The role of vascular endothelial growth factor A (VEGFA) in tumor angiogenesis is well established and accordingly, molecules targeting VEGFA or its receptors are being presently used in the clinics for treatment of several types of cancer. However, these antiangiogenic agents are expensive and have serious side effects. Thus identification of newer drugs with manageable systemic side effects or toxicities is of immense clinical importance. Since we have reported earlier that dopamine (DA) inhibits VEGFA induced angiogenesis in experimental tumor models, we therefore sought to investigate whether DA treatment results in similar toxicities like other antiangiogenic agents. Our results indicated that unlike sunitinib, another commonly used antiangiogenic agent in the clinics which targets VEGF receptors, DA [50 mg/kg/days × 7days intraperitoneally (i.p.)] not only could inhibit tumor angiogenesis and growth of HT29 human colon cancer and LLC (Lewis lung carcinoma) in mice, it also did not cause hypertension, hematological, renal and hepatic toxicities in normal, HT29 and LLC tumor bearing animals. Furthermore and interestingly, in contrast to the currently used antiangiogenic agents, DA also prevented 5-fluorouracil (5FU) induced neutropenia in HT29 colon cancer bearing mice. This action of DA was through inhibition of 5FU mediated suppression of colony forming unit-granulocyte macrophage colony forming units in the bone marrow. Thus our results indicate that DA may be safely used as an antiangiogenic drug for the treatment of malignant tumors.

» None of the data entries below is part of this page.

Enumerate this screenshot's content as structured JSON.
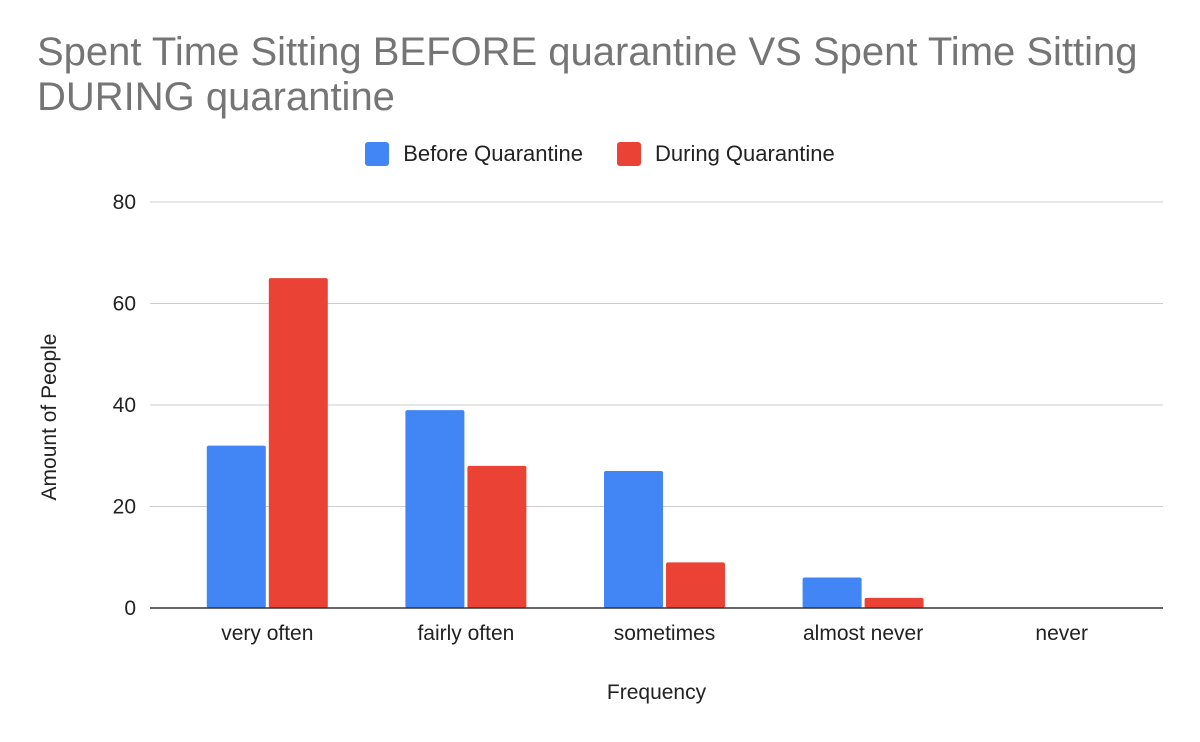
{
  "chart_data": {
    "type": "bar",
    "title": "Spent Time Sitting BEFORE quarantine VS Spent Time Sitting DURING quarantine",
    "xlabel": "Frequency",
    "ylabel": "Amount of People",
    "categories": [
      "very often",
      "fairly often",
      "sometimes",
      "almost never",
      "never"
    ],
    "series": [
      {
        "name": "Before Quarantine",
        "color": "#4285f4",
        "values": [
          32,
          39,
          27,
          6,
          0
        ]
      },
      {
        "name": "During Quarantine",
        "color": "#ea4335",
        "values": [
          65,
          28,
          9,
          2,
          0
        ]
      }
    ],
    "ylim": [
      0,
      80
    ],
    "yticks": [
      0,
      20,
      40,
      60,
      80
    ],
    "grid": true,
    "legend_position": "top"
  }
}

Keywords: 5-FU; antiangiogenic drugs; colon cancer; dopamine; lung cancer; toxicity.

Figure 1

Dopamine (DA) treatment significantly reduced the growth of (a) orthotopic HT29 colon cancer and (b) subcutaneous lewis lung carcinoma (LLC) tumors as compared to untreated tumors. Tumor angiogenesis was also significantly reduced in dopamine treated (c) HT29 and (d) LLC tumors compared to respective untreated controls. In contrast to sunitinib, dopamine treatment had no significant effect on the diastolic, systolic and mean blood pressures of normal (e) athymic nude and (f) C57/BL6 mice. Results are mean ± SE of three separate experiments; n=13 per group;*P < 0.05 when compared to respective controls.

Figure 2

In contrast to sunitinib, dopamine (DA) treatment had no significant toxic effect on liver and renal functions compared to untreated controls as was determined by (a) alanine aminotransferase (ALT) (b) aspartate aminotransferase (AST) (c) total bilirubin (TBILI) (d) blood urea nitrogen (BUN) and (e) Creatinine (Creat) levels in serum of untreated and treated (DA and sunitinib) normal, HT29 and LLC tumor bearing mice. Results are mean ± SE of three separate experiments; n=13 per group;*P < 0.05 when compared to respective controls.

Figure 3

In comparison to sunitinib, dopamine (DA) treatment showed no hematological toxicity as determined by measuring the (a) platelet (PLT) (b) neutrophil (NE) and (c) hemoglobin (Hb) levels in blood of DA and sunitinib treated normal, HT29 and LLC tumor bearing mice and comparing to untreated controls. (d).Combination treatment of DA and 5FU of HT29 tumor bearing mice prevented 5 FU induced significant reduction of NE counts (*P < 0.05 when compared to control; + P < 0.05 when compared to 5FU treated group). (e) The number of CFU-GM colonies in culture significantly increased when bone marrow cells were collected from mice receiving combination treatment of DA and 5FU compared to 5 FU alone. *P < 0.05 when compared to normal; + P < 0.05 when compared to 5FU treated group. Results are mean ± SE of three separate experiments; n=13 per group.